Does indexing over a subset of rows in a DataFrame return a view or a copy?

According to the manual, [:, ColumnName] returns a read-only view of the columns. Does it also work when indexing over a subset of the rows [my_rows_of_interest, :]? Does it matter if my_rows_of_interest is contiguous or not?

A copy.

You can do

@view df[my_rows_of_interest, :]

for a view.

1 Like

Thanks! If I were to do

return @view cached_df |> @filter(_.date >= from && _.date <= to)

in a function (referring to a global df “cached_df”), would it still be a view that is returned and used by the callee?

No that isn’t feasible.@view isn’t that smart.

There is a PR for this here. It would have a slightly different syntax.
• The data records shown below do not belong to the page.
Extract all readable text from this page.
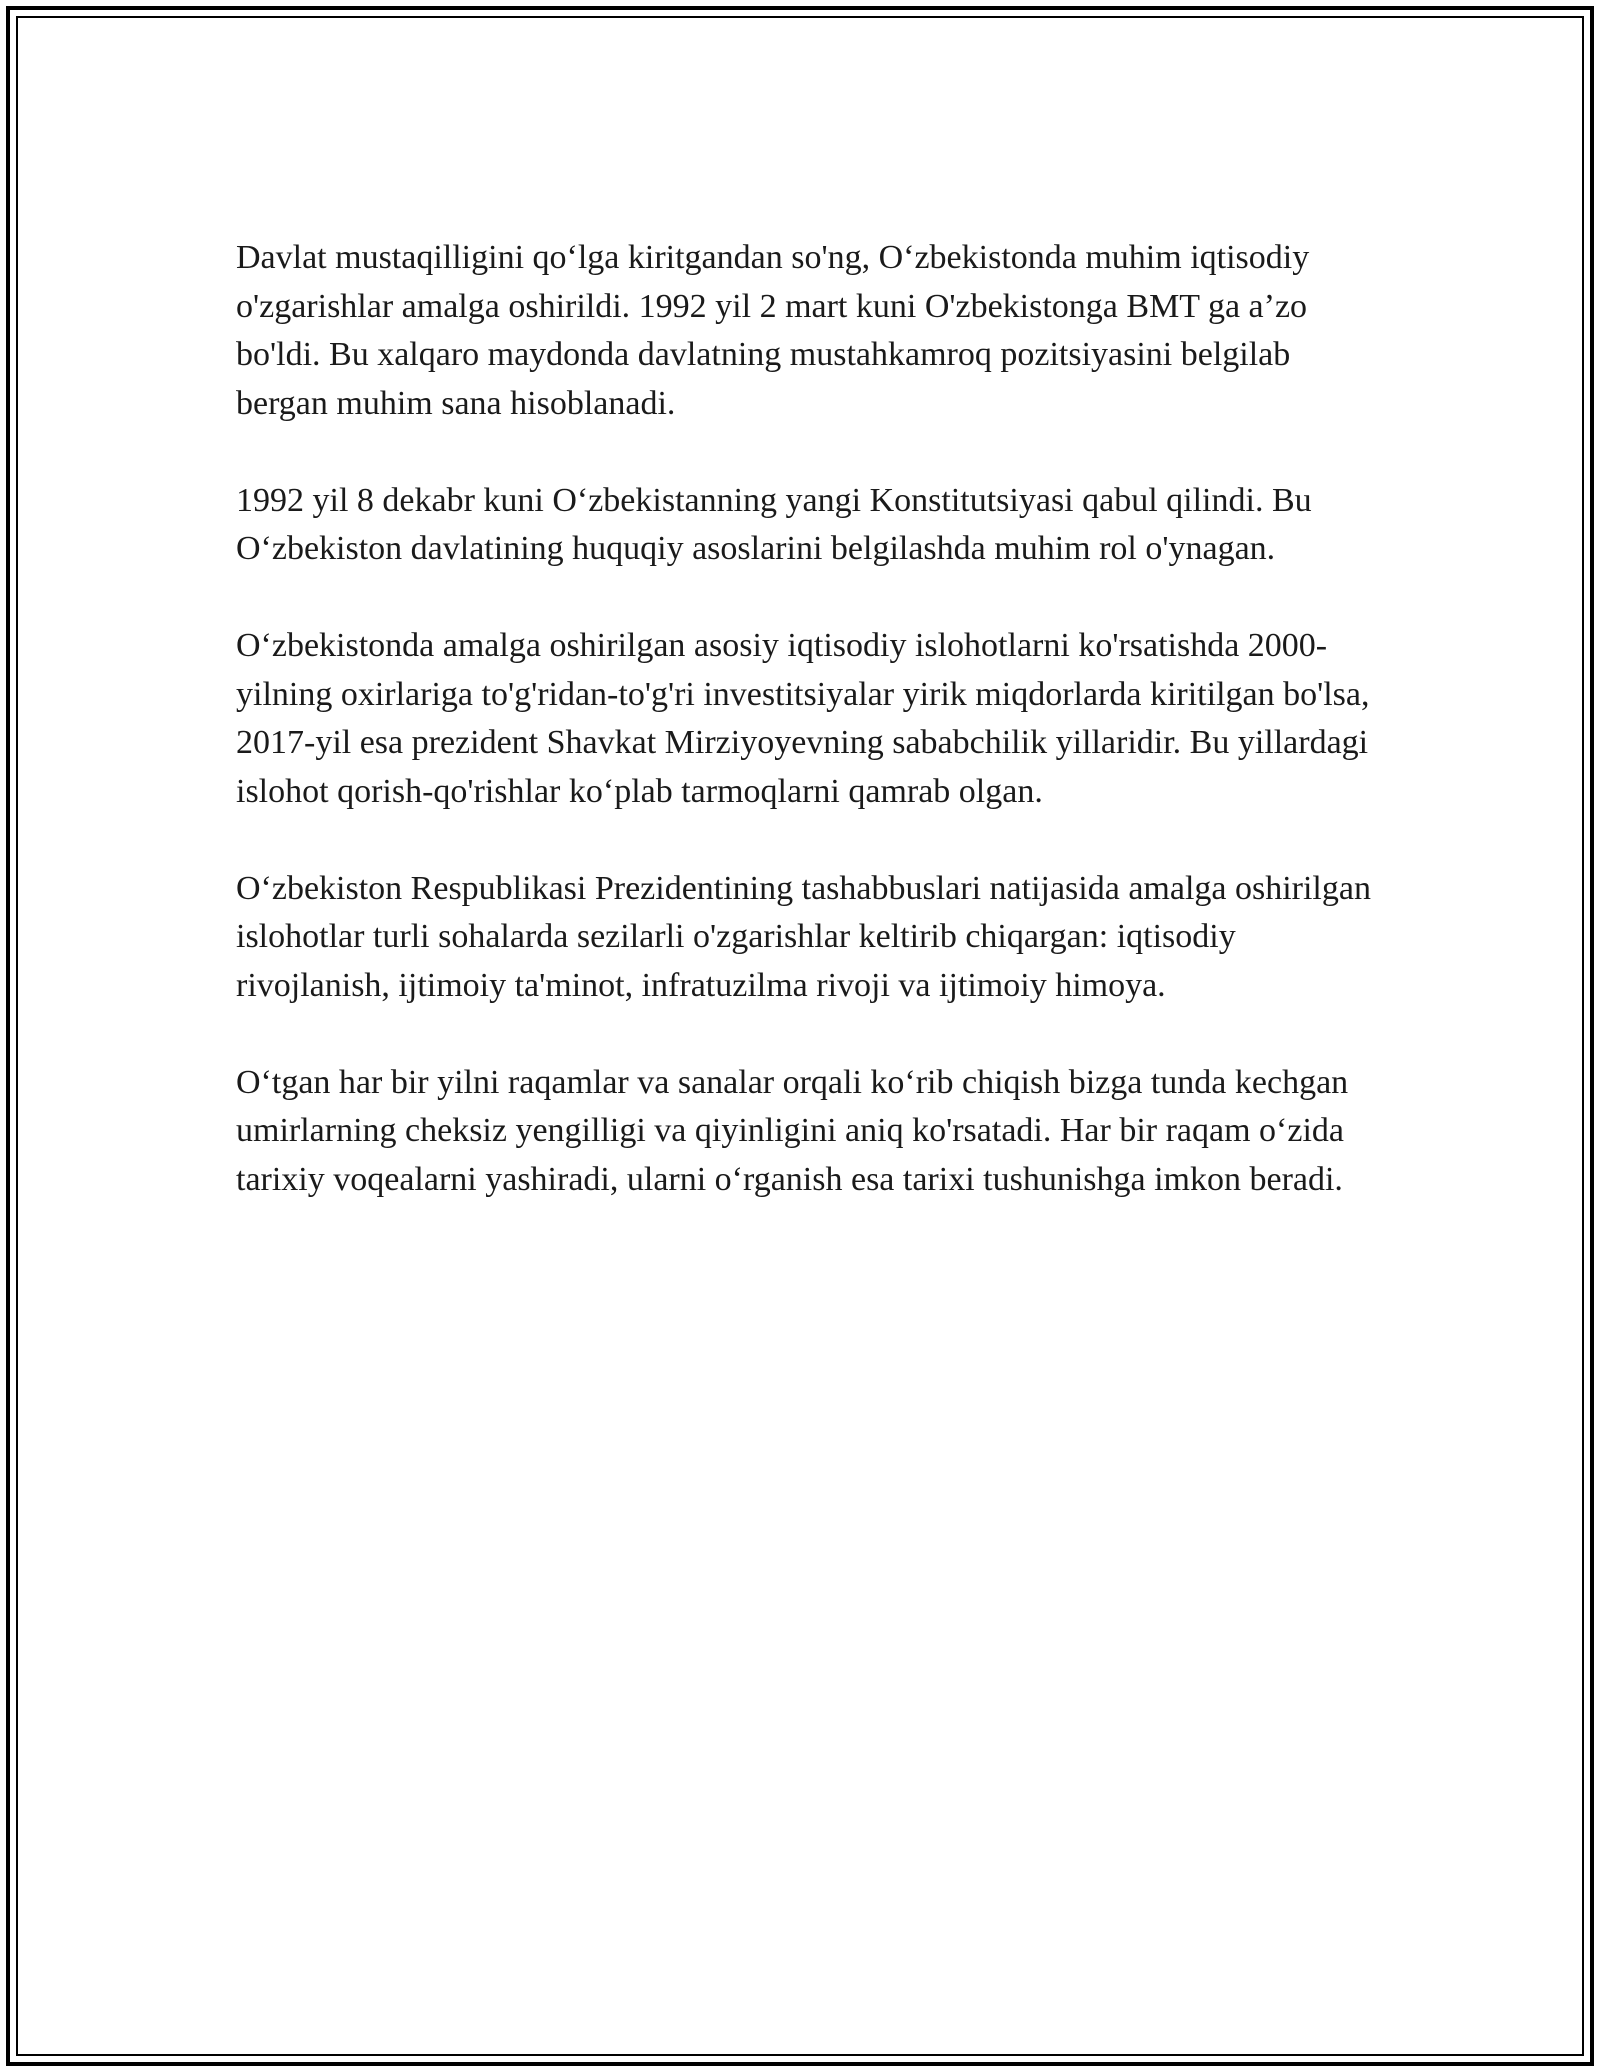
Davlat mustaqilligini qo‘lga kiritgandan so'ng, O‘zbekistonda muhim iqtisodiy o'zgarishlar amalga oshirildi. 1992 yil 2 mart kuni O'zbekistonga BMT ga a’zo bo'ldi. Bu xalqaro maydonda davlatning mustahkamroq pozitsiyasini belgilab bergan muhim sana hisoblanadi.

1992 yil 8 dekabr kuni O‘zbekistanning yangi Konstitutsiyasi qabul qilindi. Bu O‘zbekiston davlatining huquqiy asoslarini belgilashda muhim rol o'ynagan.

O‘zbekistonda amalga oshirilgan asosiy iqtisodiy islohotlarni ko'rsatishda 2000-yilning oxirlariga to'g'ridan-to'g'ri investitsiyalar yirik miqdorlarda kiritilgan bo'lsa, 2017-yil esa prezident Shavkat Mirziyoyevning sababchilik yillaridir. Bu yillardagi islohot qorish-qo'rishlar ko‘plab tarmoqlarni qamrab olgan.

O‘zbekiston Respublikasi Prezidentining tashabbuslari natijasida amalga oshirilgan islohotlar turli sohalarda sezilarli o'zgarishlar keltirib chiqargan: iqtisodiy rivojlanish, ijtimoiy ta'minot, infratuzilma rivoji va ijtimoiy himoya.

O‘tgan har bir yilni raqamlar va sanalar orqali ko‘rib chiqish bizga tunda kechgan umirlarning cheksiz yengilligi va qiyinligini aniq ko'rsatadi. Har bir raqam o‘zida tarixiy voqealarni yashiradi, ularni o‘rganish esa tarixi tushunishga imkon beradi.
Note that even after that PR you would only do view for DataFrames functions, not those defined in Query.

Given that cached_df is sorted w.r.t. :date, if I were to find the row numbers (which is a contiguous interval, because of the sorting) for which from <= :date <= to is satisfied, and instead write

return @view cached_df[row_start:row_end, :]

would that return a view to the callee? This link (https://juliadata.github.io/DataFrames.jl/stable/lib/indexing/), and also your initial response, seems to imply that, I just want to be sure that “return” does not do anything that changes that fact.

Correct. You will get a SubDataFrame back from the function. return doesn’t do anything special.